Achilles may totally wreck some of our favorite carols, but he may give Joseph some much needed help. If Mary and Joseph were merely shuttled to the smallest bedroom, then there were almost certainly some women in the house who could help Mary up onto the bricks to deliver her firstborn, while Joseph waited with the other men. Undoubtedly, each could receive his or her own comfort by those more experienced in the delivery of children. Surely an innkeeper would have a wife to help either with the midwifery or with going to fetch a midwife, which come to think of she might have been able to do even if the Holy Family were back outside in the stable. However, there's something so lonesome-sounding to the thought of two young people out in the dark that authors over the course of centuries have remembered them solitary, without benefit of midwife save for cattle looking on encouragingly.

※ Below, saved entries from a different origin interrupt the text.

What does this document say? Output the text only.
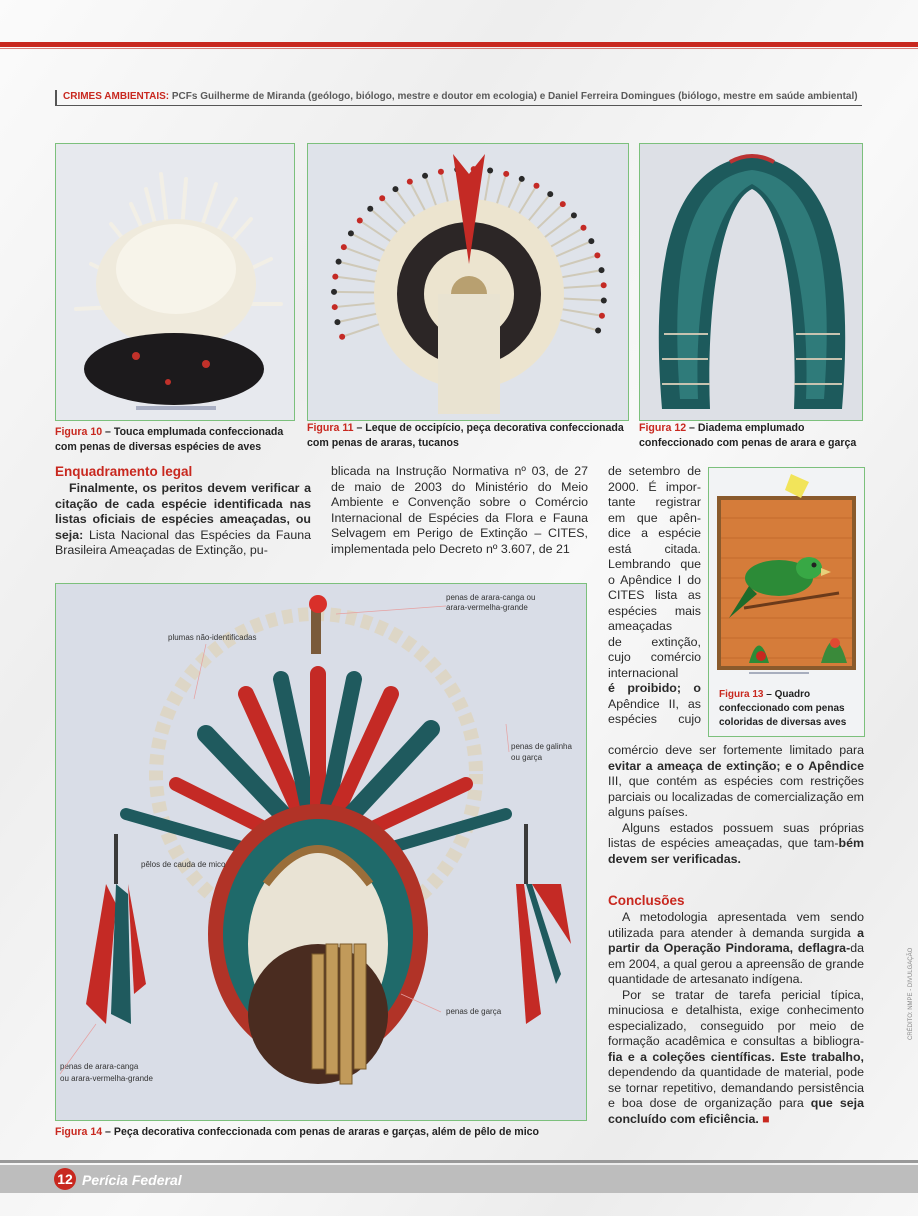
CRIMES AMBIENTAIS: PCFs Guilherme de Miranda (geólogo, biólogo, mestre e doutor em ecologia) e Daniel Ferreira Domingues (biólogo, mestre em saúde ambiental)
Figura 10 – Touca emplumada confeccionada com penas de diversas espécies de aves
Figura 11 – Leque de occipício, peça decorativa confeccionada com penas de araras, tucanos
Figura 12 – Diadema emplumado confeccionado com penas de arara e garça
Enquadramento legal

Finalmente, os peritos devem verificar a citação de cada espécie identificada nas listas oficiais de espécies ameaçadas, ou seja: Lista Nacional das Espécies da Fauna Brasileira Ameaçadas de Extinção, pu-

blicada na Instrução Normativa nº 03, de 27 de maio de 2003 do Ministério do Meio Ambiente e Convenção sobre o Comércio Internacional de Espécies da Flora e Fauna Selvagem em Perigo de Extinção – CITES, implementada pelo Decreto nº 3.607, de 21

de setembro de
2000. É impor-
tante registrar
em que apên-
dice a espécie
está citada.
Lembrando que
o Apêndice I do
CITES lista as
espécies mais
ameaçadas
de extinção,
cujo comércio
internacional
é proibido; o
Apêndice II, as
espécies cujo
Figura 13 – Quadro confeccionado com penas coloridas de diversas aves

comércio deve ser fortemente limitado para evitar a ameaça de extinção; e o Apêndice III, que contém as espécies com restrições parciais ou localizadas de comercialização em alguns países.

Alguns estados possuem suas próprias listas de espécies ameaçadas, que tam-bém devem ser verificadas.

Conclusões

A metodologia apresentada vem sendo utilizada para atender à demanda surgida a partir da Operação Pindorama, deflagra-da em 2004, a qual gerou a apreensão de grande quantidade de artesanato indígena.

Por se tratar de tarefa pericial típica, minuciosa e detalhista, exige conhecimento especializado, conseguido por meio de formação acadêmica e consultas a bibliogra-fia e a coleções científicas. Este trabalho, dependendo da quantidade de material, pode se tornar repetitivo, demandando persistência e boa dose de organização para que seja concluído com eficiência. ■

penas de arara-canga ou
arara-vermelha-grande
plumas não-identificadas
penas de galinha
ou garça
pêlos de cauda de mico
penas de garça
penas de arara-canga
ou arara-vermelha-grande
Figura 14 – Peça decorativa confeccionada com penas de araras e garças, além de pêlo de mico
12 Perícia Federal
CRÉDITO: NMPE - DIVULGAÇÃO
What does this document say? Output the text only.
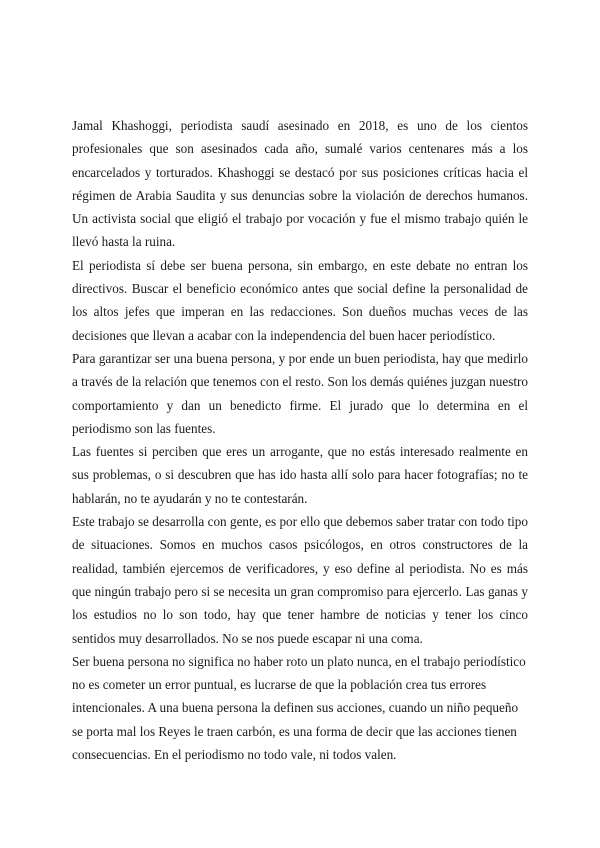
Jamal Khashoggi, periodista saudí asesinado en 2018, es uno de los cientos profesionales que son asesinados cada año, sumalé varios centenares más a los encarcelados y torturados. Khashoggi se destacó por sus posiciones críticas hacia el régimen de Arabia Saudita y sus denuncias sobre la violación de derechos humanos. Un activista social que eligió el trabajo por vocación y fue el mismo trabajo quién le llevó hasta la ruina.

El periodista sí debe ser buena persona, sin embargo, en este debate no entran los directivos. Buscar el beneficio económico antes que social define la personalidad de los altos jefes que imperan en las redacciones. Son dueños muchas veces de las decisiones que llevan a acabar con la independencia del buen hacer periodístico.

Para garantizar ser una buena persona, y por ende un buen periodista, hay que medirlo a través de la relación que tenemos con el resto. Son los demás quiénes juzgan nuestro comportamiento y dan un benedicto firme. El jurado que lo determina en el periodismo son las fuentes.

Las fuentes si perciben que eres un arrogante, que no estás interesado realmente en sus problemas, o si descubren que has ido hasta allí solo para hacer fotografías; no te hablarán, no te ayudarán y no te contestarán.

Este trabajo se desarrolla con gente, es por ello que debemos saber tratar con todo tipo de situaciones. Somos en muchos casos psicólogos, en otros constructores de la realidad, también ejercemos de verificadores, y eso define al periodista. No es más que ningún trabajo pero si se necesita un gran compromiso para ejercerlo. Las ganas y los estudios no lo son todo, hay que tener hambre de noticias y tener los cinco sentidos muy desarrollados. No se nos puede escapar ni una coma.

Ser buena persona no significa no haber roto un plato nunca, en el trabajo periodístico no es cometer un error puntual, es lucrarse de que la población crea tus errores intencionales. A una buena persona la definen sus acciones, cuando un niño pequeño se porta mal los Reyes le traen carbón, es una forma de decir que las acciones tienen consecuencias. En el periodismo no todo vale, ni todos valen.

There is something equally disquieting about considering anything about the tiny savior's birth other than the weather and the barnyard acquaintances. Artist's renderings of the crucifixion almost all reveal a belly button, so something happened between mother and child besides tender murmurings, but a certain squeamishness sets in with much more consideration, which is why I have had a great deal of respect for Joseph.Here's a guy who takes a woman with an ever expanding waistline for his betrothed and refuses to call her out, but tries to deal with "the situation" quietly. To his amazement, I imagine, he is assured by an angel that she is still a good catch, and when they are called to go and pay their taxes he becomes a midwife. Until I read Achilles... now he may be in the living room with the rest of the fathers. Don't get me wrong; I guess I'm glad that Jesus might have been born inside, but then again.... maybe not. "The First Noel" is my favorite Christmas carol, but I like "Away in a Manger. I don't know how I feel about "Away in a Back Bedroom."